I wonder if that has to with there being 1899 primes in 3..16384.
http://www.wolframalpha.com/input/?i=primes+in+2+..+16384

An implementation of just that is what I found most of the time,
owing back to "A High-Level Language Benchmark" by Jim Gilbreath,
in BYTE Magazine, september 1981, pages 180-198.

Sadly, I cannot seem to find a version of the original article
online. Anyone know of one, that we may get to the bottom of this?

-- 
Simen

Ary Borenszweig:
> A small observation: count +=1 is performed for i = 0, hmmm...

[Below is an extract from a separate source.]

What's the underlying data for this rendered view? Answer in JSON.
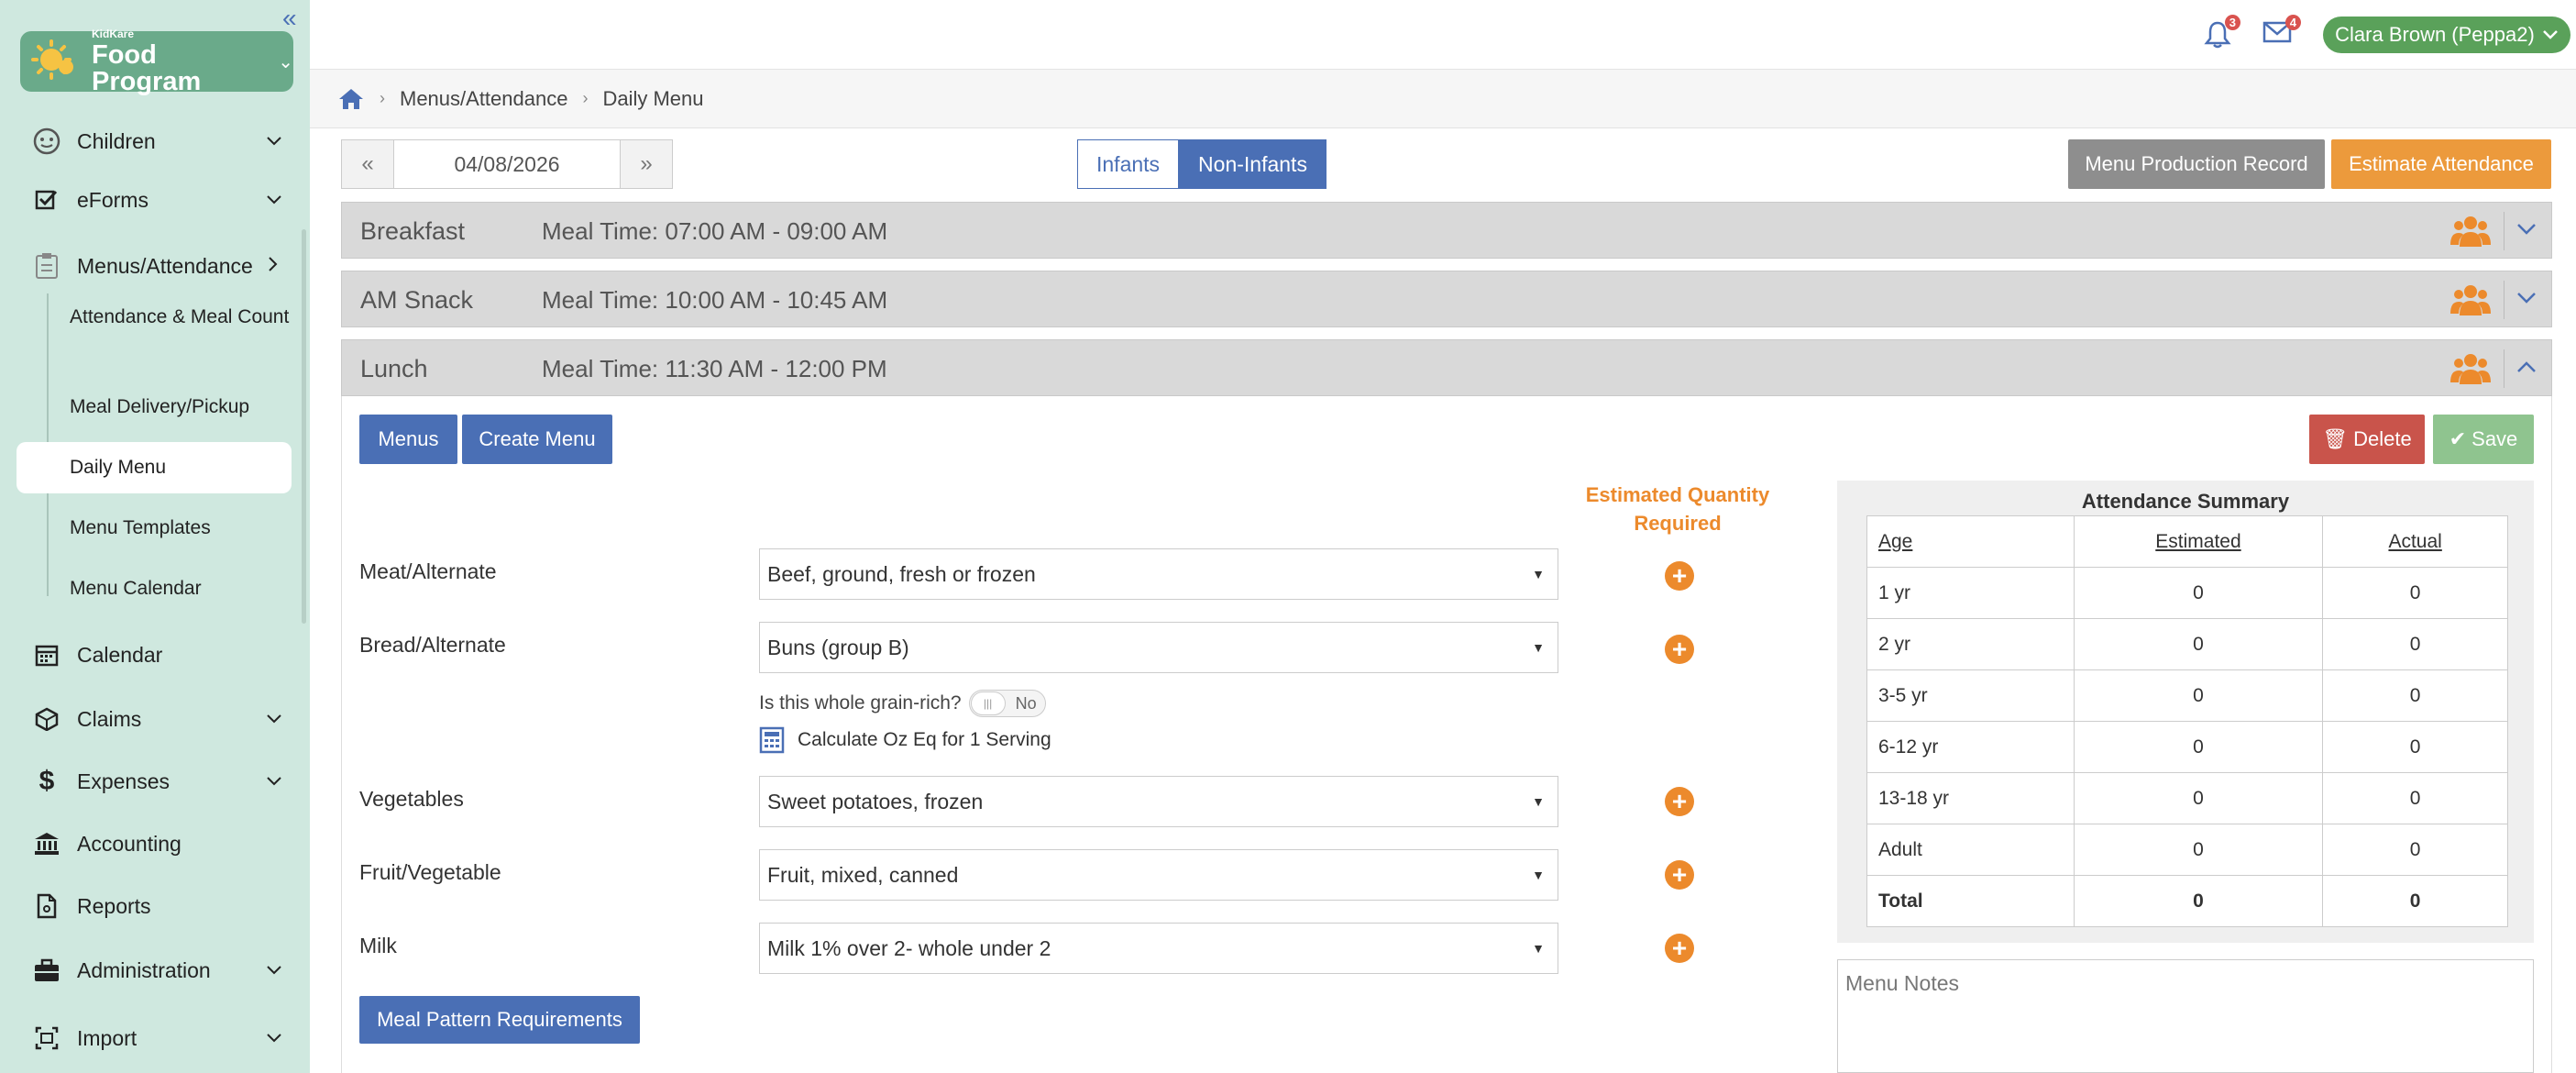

It lacks unit tests. A basic unit testing can catch that bug.
Recently I have ready a quote: "If it has no unit tests then it's broken". Experience shows me that this is more often true than false.

Bye,
bearophile

On Fri, 14 May 2010 19:37:58 -0400, Walter Bright <newshound1@digitalmars.com> wrote:

> R.Tenton wrote:
>> At the very bottom of http://digitalmars.com/d/2.0/overview.html
>> there is an example implementation of the Eratosthenes' sieve.
>> That code is broken! It counts 1899 prime numbers, while there are only 1028
>> primes in the interval [1,8191]!
>
> Are you sure? What's the mistake in the code?

I think the issue is that the expectation is that array index x represents the number x.  But it doesn't seem that way.

the i + i + 3 is very odd indeed.

If we consider each index, it means the first element represents 0 + 0 + 3 = 3;
The second element represents 1 + 1 + 3 = 5;
The third element represents 2 + 2 + 3 = 7;

So it looks like the numbers represented by the array actually go from 3 to (8190 + 8190 + 3) or 16383.

According to Wolfram Alpha, the number of primes in that list is 1899

http://www.wolframalpha.com/input/?i=primes+in+3+..+16383

A comment to explain the representation of the array may be good.

-Steve

Steven Schveighoffer wrote:
> A comment to explain the representation of the array may be good.

Well, I did add your explanation to the bugzilla report! Thanks.